Because the BIG-IP is a normally a full-proxy, for the load-balancing function, the client establishes a connection to the BIG-IP, then an LB decision is made, then the server connection is established. For each incoming segment from the client, data may be collected, modified, then forwarded toward the server. So the trick here is to grab the data from the first segment after the three way handshake and insert your header, followed by whatever data was in that segment. Thereafter, you may allow the flow to continue without alteration. The event where you may manipulate data from the client-side (before sending it to the server) is CLIENT_DATA, which is triggered when TCP::collect is invoked. In this case, it makes sense to do so in the CLIENT_ACCEPTED event, just as you had.

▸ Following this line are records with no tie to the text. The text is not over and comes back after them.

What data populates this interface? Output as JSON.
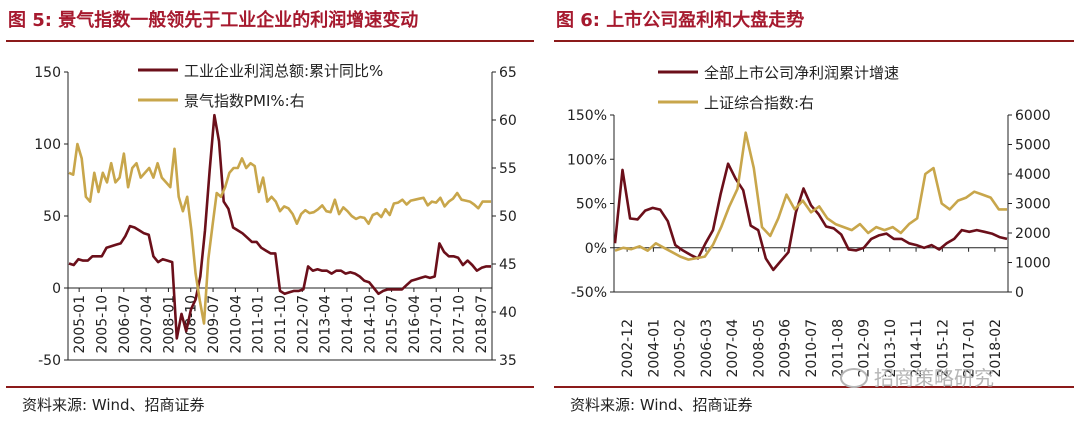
{
  "watermark": {
    "text": "招商策略研究",
    "icon": "wechat-icon"
  },
  "chart_data": [
    {
      "type": "line",
      "title": "图 5: 景气指数一般领先于工业企业的利润增速变动",
      "source": "资料来源: Wind、招商证券",
      "xlabel": "",
      "ylabel": "",
      "x_tick_labels": [
        "2005-01",
        "2005-10",
        "2006-07",
        "2007-04",
        "2008-01",
        "2008-10",
        "2009-07",
        "2010-04",
        "2011-01",
        "2011-10",
        "2012-07",
        "2013-04",
        "2014-01",
        "2014-10",
        "2015-07",
        "2016-04",
        "2017-01",
        "2017-10",
        "2018-07"
      ],
      "ylim_left": [
        -50,
        150
      ],
      "yticks_left": [
        -50,
        0,
        50,
        100,
        150
      ],
      "ylim_right": [
        35,
        65
      ],
      "yticks_right": [
        35,
        40,
        45,
        50,
        55,
        60,
        65
      ],
      "legend": "top-center",
      "grid": false,
      "series": [
        {
          "name": "工业企业利润总额:累计同比%",
          "axis": "left",
          "color": "#6b0f1a",
          "values": [
            17,
            16,
            20,
            19,
            19,
            22,
            22,
            22,
            28,
            29,
            30,
            31,
            36,
            43,
            42,
            40,
            38,
            37,
            22,
            18,
            20,
            19,
            18,
            -35,
            -18,
            -30,
            -15,
            -8,
            8,
            40,
            82,
            120,
            102,
            60,
            55,
            42,
            40,
            38,
            35,
            32,
            32,
            28,
            26,
            24,
            24,
            -2,
            -4,
            -3,
            -2,
            -2,
            -1,
            15,
            12,
            13,
            12,
            12,
            10,
            12,
            12,
            10,
            11,
            10,
            8,
            5,
            4,
            0,
            -4,
            -2,
            -1,
            -1,
            -1,
            -1,
            2,
            5,
            6,
            7,
            8,
            7,
            8,
            31,
            25,
            22,
            22,
            21,
            16,
            19,
            16,
            12,
            14,
            15,
            15
          ]
        },
        {
          "name": "景气指数PMI%:右",
          "axis": "right",
          "color": "#c8a64b",
          "values": [
            54.5,
            54.3,
            57.5,
            56.0,
            52.0,
            51.5,
            54.5,
            52.5,
            54.5,
            53.5,
            55.5,
            53.5,
            54.0,
            56.5,
            53.0,
            55.0,
            55.5,
            54.0,
            54.5,
            55.0,
            54.0,
            55.5,
            54.0,
            53.5,
            53.0,
            57.0,
            52.0,
            50.5,
            52.0,
            48.5,
            44.0,
            41.2,
            38.8,
            45.5,
            49.0,
            52.4,
            52.0,
            53.0,
            54.5,
            55.0,
            55.0,
            56.0,
            55.0,
            55.5,
            55.2,
            52.5,
            54.0,
            51.5,
            52.0,
            51.5,
            50.5,
            51.0,
            50.8,
            50.2,
            49.2,
            50.2,
            50.6,
            50.3,
            50.4,
            50.7,
            51.1,
            50.5,
            50.4,
            51.7,
            50.2,
            50.9,
            50.5,
            50.0,
            49.7,
            49.9,
            49.8,
            49.2,
            50.1,
            50.3,
            49.9,
            50.7,
            50.1,
            51.3,
            51.4,
            51.7,
            51.2,
            51.6,
            51.7,
            51.8,
            51.9,
            51.1,
            51.5,
            51.4,
            51.9,
            51.0,
            51.5,
            51.8,
            52.4,
            51.7,
            51.6,
            51.5,
            51.2,
            50.8,
            51.5,
            51.5,
            51.5
          ]
        }
      ]
    },
    {
      "type": "line",
      "title": "图 6: 上市公司盈利和大盘走势",
      "source": "资料来源: Wind、招商证券",
      "xlabel": "",
      "ylabel": "",
      "x_tick_labels": [
        "2002-12",
        "2004-01",
        "2005-02",
        "2006-03",
        "2007-04",
        "2008-05",
        "2009-06",
        "2010-07",
        "2011-08",
        "2012-09",
        "2013-10",
        "2014-11",
        "2015-12",
        "2017-01",
        "2018-02"
      ],
      "ylim_left": [
        -50,
        150
      ],
      "yticks_left": [
        "-50%",
        "0%",
        "50%",
        "100%",
        "150%"
      ],
      "ylim_right": [
        0,
        6000
      ],
      "yticks_right": [
        0,
        1000,
        2000,
        3000,
        4000,
        5000,
        6000
      ],
      "legend": "top-center",
      "grid": false,
      "series": [
        {
          "name": "全部上市公司净利润累计增速",
          "axis": "left",
          "color": "#6b0f1a",
          "values": [
            5,
            88,
            33,
            32,
            42,
            45,
            43,
            30,
            3,
            -3,
            -8,
            -12,
            5,
            20,
            60,
            95,
            78,
            65,
            25,
            20,
            -12,
            -25,
            -15,
            -5,
            40,
            67,
            48,
            38,
            24,
            22,
            15,
            -2,
            -3,
            0,
            10,
            14,
            16,
            10,
            10,
            5,
            3,
            0,
            3,
            -2,
            5,
            10,
            20,
            18,
            20,
            18,
            16,
            12,
            10
          ]
        },
        {
          "name": "上证综合指数:右",
          "axis": "right",
          "color": "#c8a64b",
          "values": [
            1400,
            1500,
            1450,
            1550,
            1400,
            1650,
            1500,
            1350,
            1200,
            1100,
            1150,
            1200,
            1600,
            2200,
            2900,
            3500,
            5400,
            4200,
            2200,
            1900,
            2500,
            3300,
            2800,
            3100,
            2700,
            2900,
            2500,
            2300,
            2200,
            2100,
            2300,
            2000,
            2200,
            2100,
            2200,
            2000,
            2300,
            2500,
            4000,
            4200,
            3000,
            2800,
            3100,
            3200,
            3400,
            3300,
            3200,
            2800,
            2800
          ]
        }
      ]
    }
  ]
}
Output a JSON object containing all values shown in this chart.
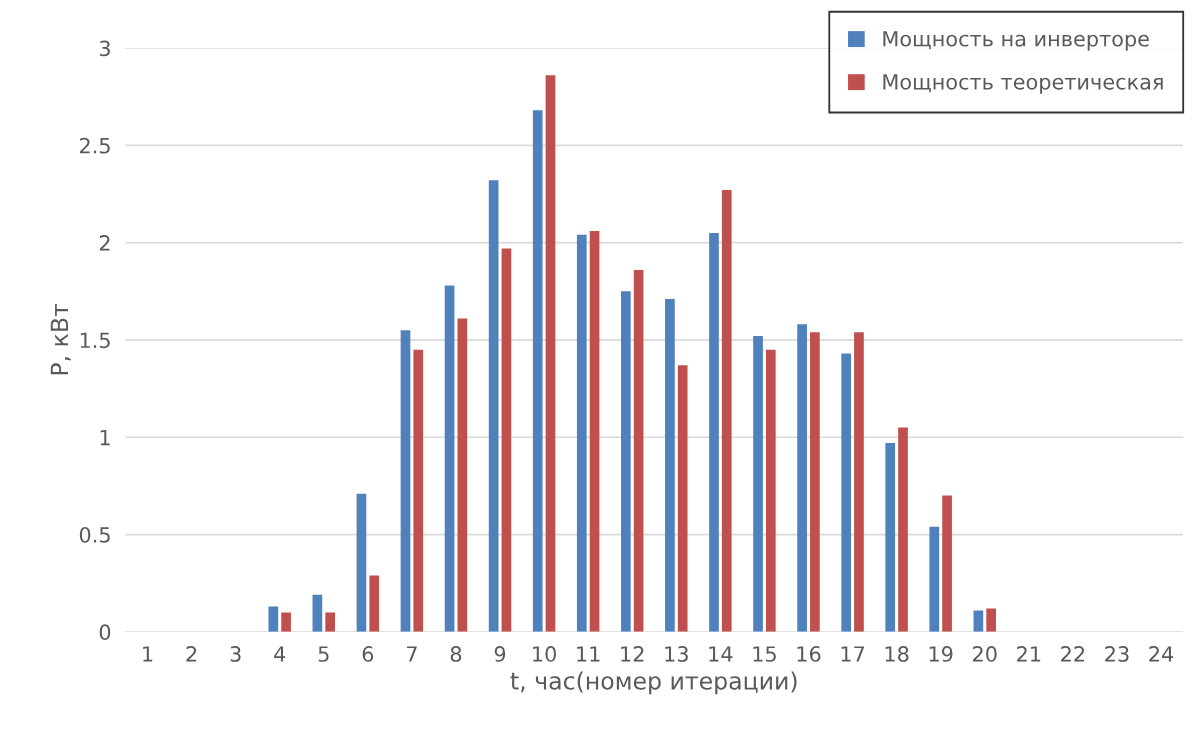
{
  "chart_data": {
    "type": "bar",
    "xlabel": "t, час(номер итерации)",
    "ylabel": "P, кВт",
    "categories": [
      "1",
      "2",
      "3",
      "4",
      "5",
      "6",
      "7",
      "8",
      "9",
      "10",
      "11",
      "12",
      "13",
      "14",
      "15",
      "16",
      "17",
      "18",
      "19",
      "20",
      "21",
      "22",
      "23",
      "24"
    ],
    "series": [
      {
        "name": "Мощность на инверторе",
        "color": "#4f81bd",
        "values": [
          0,
          0,
          0,
          0.13,
          0.19,
          0.71,
          1.55,
          1.78,
          2.32,
          2.68,
          2.04,
          1.75,
          1.71,
          2.05,
          1.52,
          1.58,
          1.43,
          0.97,
          0.54,
          0.11,
          0,
          0,
          0,
          0
        ]
      },
      {
        "name": "Мощность теоретическая",
        "color": "#c0504d",
        "values": [
          0,
          0,
          0,
          0.1,
          0.1,
          0.29,
          1.45,
          1.61,
          1.97,
          2.86,
          2.06,
          1.86,
          1.37,
          2.27,
          1.45,
          1.54,
          1.54,
          1.05,
          0.7,
          0.12,
          0,
          0,
          0,
          0
        ]
      }
    ],
    "ylim": [
      0,
      3
    ],
    "yticks": [
      0,
      0.5,
      1,
      1.5,
      2,
      2.5,
      3
    ],
    "grid": "y",
    "legend": "top right"
  }
}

So, this should achieve what you're after:
when CLIENT_ACCEPTED {
TCP::collect
}
when CLIENT_DATA {
TCP::payload replace 0 0 [binary format "a*SIIIIIIIc4S" "IP36" 0x01 0x0 0x0 0x0 0x0 0x0 0x0000ffff 0x0 [split [IP::client_addr] .] [TCP::client_port]]
TCP::release
}
The 0x01 is the "operation code". I used the value of 1 because I don't know what you wish that to be. I also assume that the IPv4 address is high-order padded (it's 64 bits, so I assume the first 32-bits are zero followed by the 32-bit IPv4 address). Finally, I assume all values should be encoded in network byte-order.